Alibaba’s shares skidded to a record low in New York on Wednesday after China’s biggest e-commerce company posted its slowest revenue growth in over three years.
The shares fell as much as 7.9 percent in the opening minutes of trading and the number of shares exchanged was already more than 85 percent of their full-day average.
The share price has now dropped by nearly a third since the beginning of the year.
As well as missing revenue forecasts, Alibaba announced a $4 billion share repurchase program over two years, which it said was primarily aimed at offsetting the impact of the company’s share-based compensation programs and other factors that could dilute the share price.

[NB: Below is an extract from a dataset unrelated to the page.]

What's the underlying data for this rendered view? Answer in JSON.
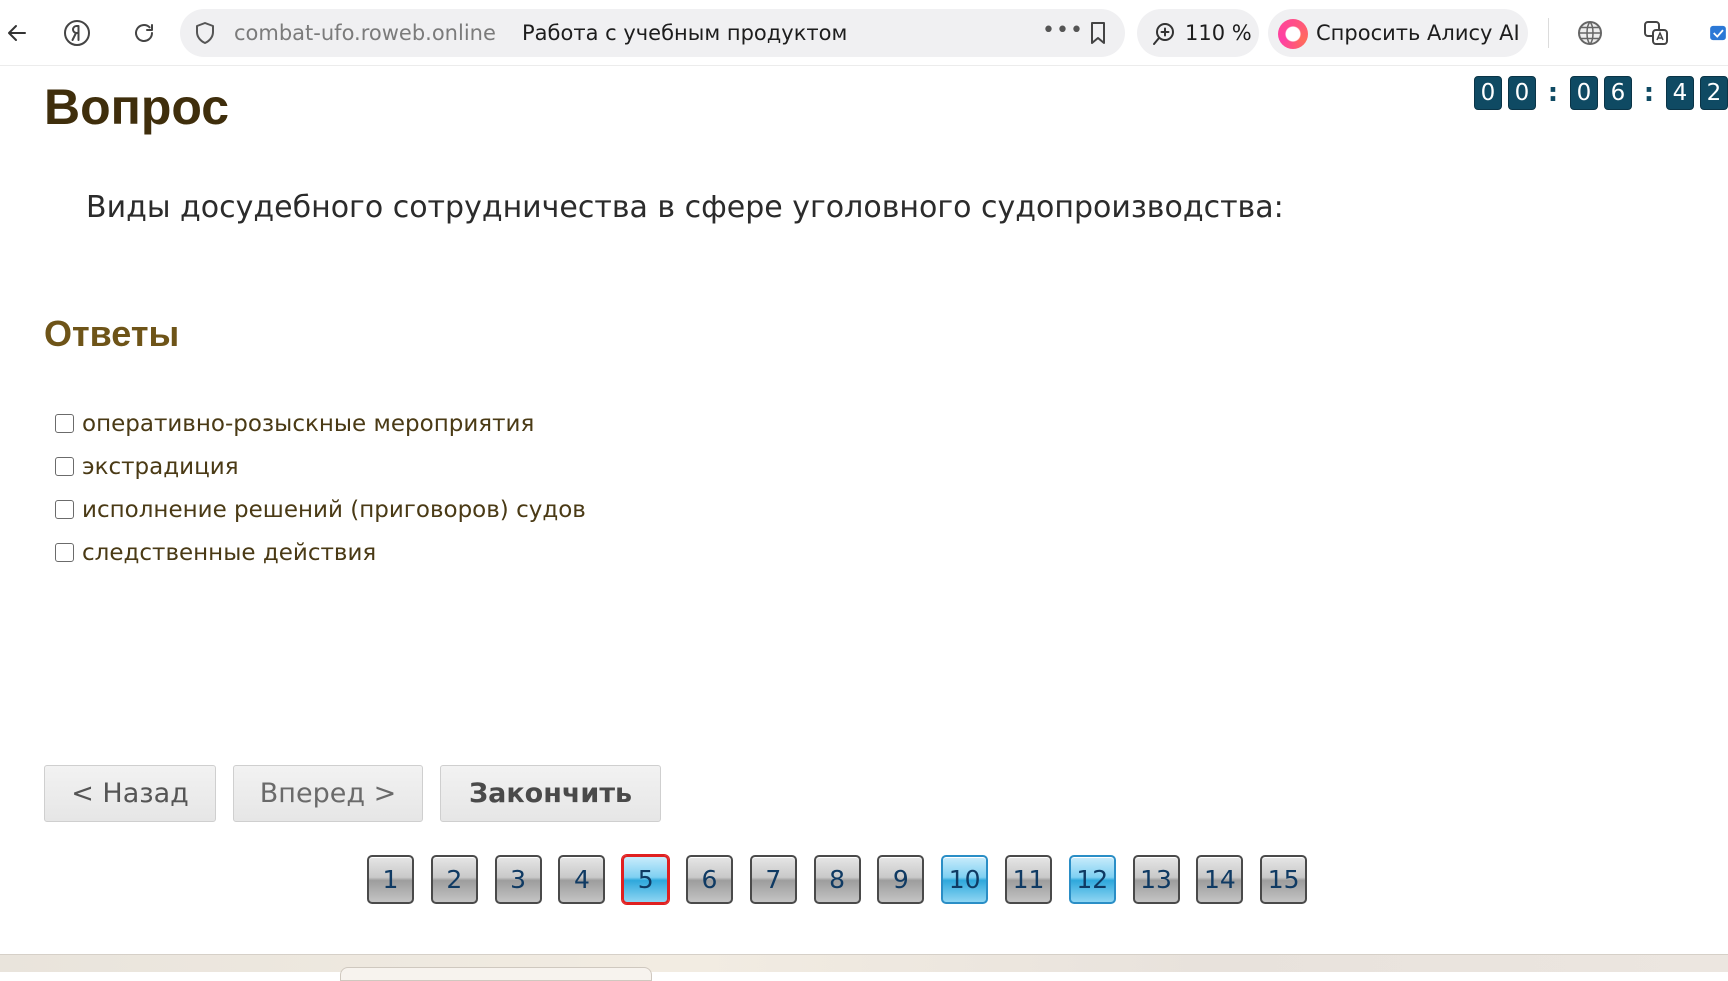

China’s economy is expected this year to see its slowest growth for a quarter of a century. Alibaba’s Chief Executive Daniel Zhang told CNBC on Wednesday that the company was closely monitoring the economy but was “confident for long-term growth.”
In a bid to stem slowing growth in both revenue and the value of sales over its websites, Alibaba is now branching out from its core online-only shopping platforms.
Its revenue for the three months through June rose 28 percent to $3.27 billion, well below a forecast of $3.39 billion in a Thomson Reuters SmartEstimate poll of 28 analysts.
The drop in revenue growth came as gross merchandise volume — the total value of goods transacted across Alibaba’s platforms — rose 34 percent to 673 billion yuan ($105 billion), also the slowest growth in more than three years.
“(We) made significant progress monetizing our mobile traffic, with our mobile revenue exceeding 50 percent of our total China commerce retail revenue for the first time,” Maggie Wu, Alibaba’s chief financial officer, said in a statement.
But Wu conceded that mobile was still less profitable than business via personal computers, where profitability also decreased.
Alibaba’s strategic priorities are internationalization, beating the competition in mobile, expanding into rural China and investing in cloud computing, Chief Executive Zhang said in Wednesday’s statement.
The company announced on Monday that it would invest $4.6 billion in leading Chinese electronics retailer Suning Commerce Group, its biggest step yet toward integrating online and store-based shopping. The deal could give Alibaba more traction in logistics and electronics, areas in which expanding rival JD.com, China’s second-biggest e-commerce site by sales, specializes.
Alibaba’s non-GAAP net income rose 30 percent from a year earlier to $1.5 billion for the three months through June, the first quarter of its fiscal year.